ECONOMIC SECURITYGetting Economic Security Right

By Matthew P. Goodman

Published 7 September 2024

National security policymakers are understandably worried about economic risks, but they shouldn’t lose sight of other national interests.

For most of the postwar period, U.S. international economic policy was primarily aimed at seizing opportunities: opening global markets, promoting growth, improving efficiency. Today, it is largely about managing risks, whether transnational challenges like pandemics or climate change, technological advances that offer enormous promise but also pose threats to national security and jobs, or competition with an assertive China. Indeed, a new term has emerged to describe this burgeoning area of policy: “economic security.”

Governments everywhere are understandably preoccupied with mitigating risks to national security and the foundations of their economies. Yet they need to keep perspective so that their efforts don’t overwhelm other national interests, such as supporting economic growth and competitiveness, keeping inflation low, maintaining close relations with allies, and preserving a rules-based international order.

Other members of the Group of Seven (G7) advanced democracies have been trailblazers in economic security policy. Japan enacted an Economic Security Protection Act in 2022 and has established a slew of new bureaucratic functions in this area. The European Union released an economic security strategy in early 2024 and is acting along multiple fronts: establishing an EU-level investment screening policy, creating an anti-coercion instrument to counter China’s bullying, and, most recently, announcing countervailing duties against electric vehicles from China. And, at their 2023 summit in Hiroshima, G7 leaders issued a first-ever statement on economic security.

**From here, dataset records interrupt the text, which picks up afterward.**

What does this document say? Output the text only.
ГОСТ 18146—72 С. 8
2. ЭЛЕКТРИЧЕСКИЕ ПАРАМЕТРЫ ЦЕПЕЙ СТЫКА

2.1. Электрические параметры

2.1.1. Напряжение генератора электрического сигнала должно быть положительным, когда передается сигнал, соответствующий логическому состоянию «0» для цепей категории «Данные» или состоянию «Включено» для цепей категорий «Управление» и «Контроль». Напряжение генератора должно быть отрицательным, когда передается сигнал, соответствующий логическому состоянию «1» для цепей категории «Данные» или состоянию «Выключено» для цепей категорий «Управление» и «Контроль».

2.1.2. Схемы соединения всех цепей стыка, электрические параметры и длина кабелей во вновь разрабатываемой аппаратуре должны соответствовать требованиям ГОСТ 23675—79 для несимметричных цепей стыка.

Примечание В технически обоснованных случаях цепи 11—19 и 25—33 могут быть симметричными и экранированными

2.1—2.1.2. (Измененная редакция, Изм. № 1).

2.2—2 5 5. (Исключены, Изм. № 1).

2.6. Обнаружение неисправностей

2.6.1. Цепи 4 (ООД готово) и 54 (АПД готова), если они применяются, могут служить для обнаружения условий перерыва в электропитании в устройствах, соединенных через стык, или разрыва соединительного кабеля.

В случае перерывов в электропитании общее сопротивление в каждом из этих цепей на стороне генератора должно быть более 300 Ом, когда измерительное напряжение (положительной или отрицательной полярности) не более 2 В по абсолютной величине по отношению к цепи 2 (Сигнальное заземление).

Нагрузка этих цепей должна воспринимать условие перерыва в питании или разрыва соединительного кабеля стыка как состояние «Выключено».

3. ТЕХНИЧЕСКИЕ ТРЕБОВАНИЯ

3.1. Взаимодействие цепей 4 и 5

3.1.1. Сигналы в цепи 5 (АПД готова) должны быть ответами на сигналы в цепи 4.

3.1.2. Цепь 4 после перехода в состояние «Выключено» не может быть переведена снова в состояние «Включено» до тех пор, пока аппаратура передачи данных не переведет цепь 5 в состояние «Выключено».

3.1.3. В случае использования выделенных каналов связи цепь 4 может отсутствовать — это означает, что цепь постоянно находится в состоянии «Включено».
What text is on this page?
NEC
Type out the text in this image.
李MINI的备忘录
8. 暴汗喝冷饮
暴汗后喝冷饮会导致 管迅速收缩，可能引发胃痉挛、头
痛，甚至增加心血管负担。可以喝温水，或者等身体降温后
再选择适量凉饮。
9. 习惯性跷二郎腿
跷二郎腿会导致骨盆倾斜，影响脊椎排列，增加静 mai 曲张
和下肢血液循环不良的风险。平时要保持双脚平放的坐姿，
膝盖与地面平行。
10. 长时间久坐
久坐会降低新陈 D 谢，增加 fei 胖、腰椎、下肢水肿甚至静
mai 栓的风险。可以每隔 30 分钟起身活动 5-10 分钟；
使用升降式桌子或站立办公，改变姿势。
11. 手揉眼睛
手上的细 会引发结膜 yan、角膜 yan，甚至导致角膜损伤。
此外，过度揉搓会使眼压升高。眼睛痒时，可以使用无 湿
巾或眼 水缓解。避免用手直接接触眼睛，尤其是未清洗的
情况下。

While the term itself has not gained the same currency in the United States, Washington has been enacting laws, regulations, and policies over the past several years that are effectively aimed at enhancing economic security. In 2018, citing a legal provision designed to protect national security, President Donald Trump imposed tariffs on steel, aluminum, and other products imported from several trading partners (and later that year, imposed broad tariffs on goods from China under other provisions of trade law). While maintaining the Trump tariffs, the Joe Biden administration in May 2024 imposed new duties on $18 billion worth of imports from China. Both administrations have expanded the legal scope and use of export controls and investment screening mechanisms, particularly vis-à-vis China. The Biden administration has also greatly increased the use of industrial policies, winning congressional approval for four major laws that have collectively provided some $1.6 trillion of federal spending and subsidies for sectors deemed critical to national security (e.g., semiconductors) or economic competitiveness (e.g., electric vehicles).